Rogers has served up 410.7 of those yards by completing 75 of his 120 passes with just two picks. He's not a scrambler. He plays out of the spread and, well, spreads the football to receivers who turn short passes into long gains.

That impressive secondary that began the season for ECU, gave up three touchdown passes last week. Rogers will give them another test Saturday to see if they're real, or paper. 
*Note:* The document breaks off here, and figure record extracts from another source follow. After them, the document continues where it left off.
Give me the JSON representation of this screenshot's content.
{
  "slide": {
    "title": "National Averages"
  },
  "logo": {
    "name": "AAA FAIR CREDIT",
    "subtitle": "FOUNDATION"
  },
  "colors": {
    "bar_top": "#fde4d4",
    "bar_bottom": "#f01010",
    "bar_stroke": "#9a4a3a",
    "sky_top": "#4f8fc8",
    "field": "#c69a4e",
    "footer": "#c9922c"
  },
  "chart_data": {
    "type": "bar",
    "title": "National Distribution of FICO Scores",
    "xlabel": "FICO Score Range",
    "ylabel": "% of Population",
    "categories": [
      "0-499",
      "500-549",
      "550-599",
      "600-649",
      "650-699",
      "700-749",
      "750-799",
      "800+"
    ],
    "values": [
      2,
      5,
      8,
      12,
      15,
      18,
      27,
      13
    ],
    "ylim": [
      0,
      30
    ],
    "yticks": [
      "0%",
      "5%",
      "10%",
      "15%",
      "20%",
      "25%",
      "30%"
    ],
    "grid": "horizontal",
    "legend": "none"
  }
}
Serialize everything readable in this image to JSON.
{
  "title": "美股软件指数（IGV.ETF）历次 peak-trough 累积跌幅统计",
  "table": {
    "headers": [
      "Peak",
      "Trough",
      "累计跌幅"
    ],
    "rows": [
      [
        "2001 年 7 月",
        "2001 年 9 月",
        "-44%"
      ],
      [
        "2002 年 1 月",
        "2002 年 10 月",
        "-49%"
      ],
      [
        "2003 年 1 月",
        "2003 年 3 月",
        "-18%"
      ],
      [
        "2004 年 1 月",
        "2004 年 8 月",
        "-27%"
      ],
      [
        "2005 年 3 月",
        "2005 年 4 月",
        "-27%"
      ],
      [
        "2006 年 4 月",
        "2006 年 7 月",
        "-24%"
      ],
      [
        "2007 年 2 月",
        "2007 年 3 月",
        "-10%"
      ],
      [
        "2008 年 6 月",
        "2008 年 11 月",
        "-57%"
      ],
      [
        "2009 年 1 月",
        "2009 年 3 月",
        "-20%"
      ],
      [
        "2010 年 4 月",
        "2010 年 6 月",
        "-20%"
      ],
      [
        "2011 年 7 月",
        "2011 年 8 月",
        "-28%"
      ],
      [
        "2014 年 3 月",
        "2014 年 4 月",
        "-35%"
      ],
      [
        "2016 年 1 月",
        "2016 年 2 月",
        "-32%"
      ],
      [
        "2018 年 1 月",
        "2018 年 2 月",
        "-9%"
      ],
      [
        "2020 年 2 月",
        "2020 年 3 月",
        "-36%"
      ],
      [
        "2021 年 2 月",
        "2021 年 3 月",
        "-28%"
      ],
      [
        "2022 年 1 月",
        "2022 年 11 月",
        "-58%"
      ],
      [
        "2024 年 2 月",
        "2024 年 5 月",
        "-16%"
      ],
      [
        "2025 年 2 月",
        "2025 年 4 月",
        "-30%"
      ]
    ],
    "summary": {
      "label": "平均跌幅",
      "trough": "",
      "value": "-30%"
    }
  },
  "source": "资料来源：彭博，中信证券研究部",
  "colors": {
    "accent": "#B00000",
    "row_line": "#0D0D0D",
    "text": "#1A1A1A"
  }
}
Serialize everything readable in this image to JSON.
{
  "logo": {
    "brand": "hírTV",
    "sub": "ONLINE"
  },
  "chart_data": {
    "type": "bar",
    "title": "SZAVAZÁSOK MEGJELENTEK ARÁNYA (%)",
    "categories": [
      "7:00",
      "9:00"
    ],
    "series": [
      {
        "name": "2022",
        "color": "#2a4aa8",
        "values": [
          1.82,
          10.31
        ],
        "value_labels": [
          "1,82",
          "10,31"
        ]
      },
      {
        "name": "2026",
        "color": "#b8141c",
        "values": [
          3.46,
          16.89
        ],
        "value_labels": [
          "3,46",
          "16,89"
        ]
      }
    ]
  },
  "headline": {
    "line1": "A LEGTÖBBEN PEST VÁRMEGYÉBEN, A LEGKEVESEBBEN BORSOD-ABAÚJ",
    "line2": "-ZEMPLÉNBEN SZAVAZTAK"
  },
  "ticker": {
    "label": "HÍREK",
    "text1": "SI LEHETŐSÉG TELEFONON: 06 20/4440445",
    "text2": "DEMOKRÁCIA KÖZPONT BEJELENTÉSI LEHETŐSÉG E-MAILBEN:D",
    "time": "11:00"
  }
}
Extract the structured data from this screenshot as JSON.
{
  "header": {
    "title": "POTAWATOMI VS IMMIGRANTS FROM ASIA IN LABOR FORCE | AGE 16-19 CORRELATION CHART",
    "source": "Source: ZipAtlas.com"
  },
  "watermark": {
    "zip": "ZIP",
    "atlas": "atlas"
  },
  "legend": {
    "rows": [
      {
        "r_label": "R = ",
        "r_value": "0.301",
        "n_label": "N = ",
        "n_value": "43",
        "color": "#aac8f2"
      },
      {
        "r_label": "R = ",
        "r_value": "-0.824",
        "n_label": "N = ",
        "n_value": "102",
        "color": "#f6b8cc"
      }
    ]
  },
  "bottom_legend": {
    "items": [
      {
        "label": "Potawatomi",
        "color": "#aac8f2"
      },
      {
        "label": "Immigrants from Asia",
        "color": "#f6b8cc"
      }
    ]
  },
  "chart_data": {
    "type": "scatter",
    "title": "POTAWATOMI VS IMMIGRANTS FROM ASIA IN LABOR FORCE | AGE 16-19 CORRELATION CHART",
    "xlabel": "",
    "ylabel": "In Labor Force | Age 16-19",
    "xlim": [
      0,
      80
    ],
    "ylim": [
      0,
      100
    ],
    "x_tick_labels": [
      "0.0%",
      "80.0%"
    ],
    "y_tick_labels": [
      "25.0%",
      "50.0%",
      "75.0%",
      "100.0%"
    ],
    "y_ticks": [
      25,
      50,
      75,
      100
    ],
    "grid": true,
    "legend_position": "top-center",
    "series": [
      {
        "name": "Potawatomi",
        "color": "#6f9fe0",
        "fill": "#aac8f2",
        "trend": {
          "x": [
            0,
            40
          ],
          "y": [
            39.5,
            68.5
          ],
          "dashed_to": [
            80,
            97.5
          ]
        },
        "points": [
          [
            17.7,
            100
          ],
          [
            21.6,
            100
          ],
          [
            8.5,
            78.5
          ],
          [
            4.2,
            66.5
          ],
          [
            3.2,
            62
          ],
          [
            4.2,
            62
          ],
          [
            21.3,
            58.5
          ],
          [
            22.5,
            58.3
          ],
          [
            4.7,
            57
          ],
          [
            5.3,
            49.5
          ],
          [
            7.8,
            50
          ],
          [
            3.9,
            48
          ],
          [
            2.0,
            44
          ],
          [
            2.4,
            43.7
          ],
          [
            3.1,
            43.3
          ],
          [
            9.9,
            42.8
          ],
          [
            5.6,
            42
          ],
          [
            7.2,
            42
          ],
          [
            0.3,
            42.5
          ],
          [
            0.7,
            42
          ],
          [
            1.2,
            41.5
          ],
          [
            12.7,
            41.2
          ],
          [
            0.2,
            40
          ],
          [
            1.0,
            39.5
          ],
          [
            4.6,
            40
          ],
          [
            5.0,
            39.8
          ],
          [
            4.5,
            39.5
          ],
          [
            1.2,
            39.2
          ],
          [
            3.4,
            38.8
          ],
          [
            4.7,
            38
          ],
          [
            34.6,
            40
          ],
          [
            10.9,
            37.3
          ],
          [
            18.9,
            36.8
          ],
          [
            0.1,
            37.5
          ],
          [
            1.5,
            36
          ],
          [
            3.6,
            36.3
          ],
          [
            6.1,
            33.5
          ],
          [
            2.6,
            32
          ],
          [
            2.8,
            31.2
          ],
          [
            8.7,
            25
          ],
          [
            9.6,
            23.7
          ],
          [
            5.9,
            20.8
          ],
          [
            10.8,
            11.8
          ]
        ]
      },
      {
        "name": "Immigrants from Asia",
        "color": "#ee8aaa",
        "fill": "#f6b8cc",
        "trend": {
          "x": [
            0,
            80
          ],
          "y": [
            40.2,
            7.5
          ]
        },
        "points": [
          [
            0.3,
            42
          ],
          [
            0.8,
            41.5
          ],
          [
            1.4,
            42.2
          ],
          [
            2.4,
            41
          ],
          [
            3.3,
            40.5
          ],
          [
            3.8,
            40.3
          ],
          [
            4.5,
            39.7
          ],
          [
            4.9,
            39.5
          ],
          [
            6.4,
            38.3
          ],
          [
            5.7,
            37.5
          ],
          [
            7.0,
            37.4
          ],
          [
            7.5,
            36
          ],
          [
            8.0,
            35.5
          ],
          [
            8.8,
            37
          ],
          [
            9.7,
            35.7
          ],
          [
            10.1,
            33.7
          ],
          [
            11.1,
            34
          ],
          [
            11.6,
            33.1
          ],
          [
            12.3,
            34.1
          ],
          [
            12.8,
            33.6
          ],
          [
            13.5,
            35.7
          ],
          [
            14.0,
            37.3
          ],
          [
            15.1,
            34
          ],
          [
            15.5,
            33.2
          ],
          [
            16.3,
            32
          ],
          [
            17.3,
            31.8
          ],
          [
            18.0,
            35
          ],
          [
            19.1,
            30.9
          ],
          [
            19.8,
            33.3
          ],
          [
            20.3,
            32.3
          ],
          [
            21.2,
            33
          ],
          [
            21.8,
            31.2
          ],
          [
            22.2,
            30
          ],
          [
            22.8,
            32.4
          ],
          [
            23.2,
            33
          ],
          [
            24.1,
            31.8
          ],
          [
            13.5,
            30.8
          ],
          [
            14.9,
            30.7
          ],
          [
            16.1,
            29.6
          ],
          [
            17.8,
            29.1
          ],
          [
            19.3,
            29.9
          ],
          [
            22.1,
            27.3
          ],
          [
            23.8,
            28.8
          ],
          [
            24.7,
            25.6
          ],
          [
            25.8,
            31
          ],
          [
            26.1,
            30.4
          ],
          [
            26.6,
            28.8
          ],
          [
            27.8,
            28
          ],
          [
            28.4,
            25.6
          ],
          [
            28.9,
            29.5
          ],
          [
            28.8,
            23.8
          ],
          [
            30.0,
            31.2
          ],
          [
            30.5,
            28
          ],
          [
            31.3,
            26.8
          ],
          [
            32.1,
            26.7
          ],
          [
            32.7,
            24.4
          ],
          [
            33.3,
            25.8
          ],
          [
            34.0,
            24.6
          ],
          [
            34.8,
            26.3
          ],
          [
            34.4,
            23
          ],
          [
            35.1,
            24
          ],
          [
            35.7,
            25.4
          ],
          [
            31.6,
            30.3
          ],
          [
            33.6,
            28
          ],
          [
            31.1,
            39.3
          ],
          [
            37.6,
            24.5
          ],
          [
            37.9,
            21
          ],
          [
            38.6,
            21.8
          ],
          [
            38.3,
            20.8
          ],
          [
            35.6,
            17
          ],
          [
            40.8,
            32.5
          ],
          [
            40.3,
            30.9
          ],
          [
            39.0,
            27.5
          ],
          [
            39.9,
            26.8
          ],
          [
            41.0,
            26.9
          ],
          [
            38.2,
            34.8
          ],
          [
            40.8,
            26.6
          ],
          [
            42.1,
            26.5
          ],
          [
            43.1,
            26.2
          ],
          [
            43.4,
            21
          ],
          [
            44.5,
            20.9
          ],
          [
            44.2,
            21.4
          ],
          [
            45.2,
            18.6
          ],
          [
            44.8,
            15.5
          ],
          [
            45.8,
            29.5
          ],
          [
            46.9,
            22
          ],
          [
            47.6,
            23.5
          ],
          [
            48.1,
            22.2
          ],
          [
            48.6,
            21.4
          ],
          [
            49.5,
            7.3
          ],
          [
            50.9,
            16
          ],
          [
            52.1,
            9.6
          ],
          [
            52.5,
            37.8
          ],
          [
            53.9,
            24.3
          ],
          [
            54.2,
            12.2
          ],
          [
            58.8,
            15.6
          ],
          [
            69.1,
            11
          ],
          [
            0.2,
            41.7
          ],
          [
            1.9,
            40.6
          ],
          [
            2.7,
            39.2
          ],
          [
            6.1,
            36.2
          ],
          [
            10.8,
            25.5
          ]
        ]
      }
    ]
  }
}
He's already thrown for 12 touchdowns.

 • The paper Tigers better get real if they want to slow down Darium Davis and Robert Jordan, the Reddies two talented wide receivers  Davis already has 20 catches for 420 yards and three TDs in three games, and Jordan has 19 catches for 312 yards and three scores.

The Reddies defense is ranked No.  20 in the country, allowing 289.3 yards a game.

They've got an ill-tempered linebacker named Keaton Stigger who leads the team with 25 tackles. The Reddies give up 19.7 points per game.

The Reddies run a 4-3 defense with a 3-3- stack.  That's a nose tackle between two defensive ends and two linebackers stacked behind the nose, ready to go in either direction.

There have been some positives for the Tigers, too. They actually lead the conference in red-zone scoring, going 7-for-7 through the first three games. That's six touchdowns and one field goal. 

Quarterback Spencer Bond recovered from a rough outing the week before when he threw three interceptions to throw for 273 yards (21-of-33) for 270 yards against Ouachita Baptist. 

McCarty is taking the blame for last week's fake punt which changed the momentum of the game, ultimately leading to the loss.

JoJo Snell is still averaging six yards a carry, and in fact, the Tigers got 6.6 yards per snap in losing to Ouachita.

McCarty's philosophical football thought for the day: “You don’t cure cancer over night. But this isn't cancer.”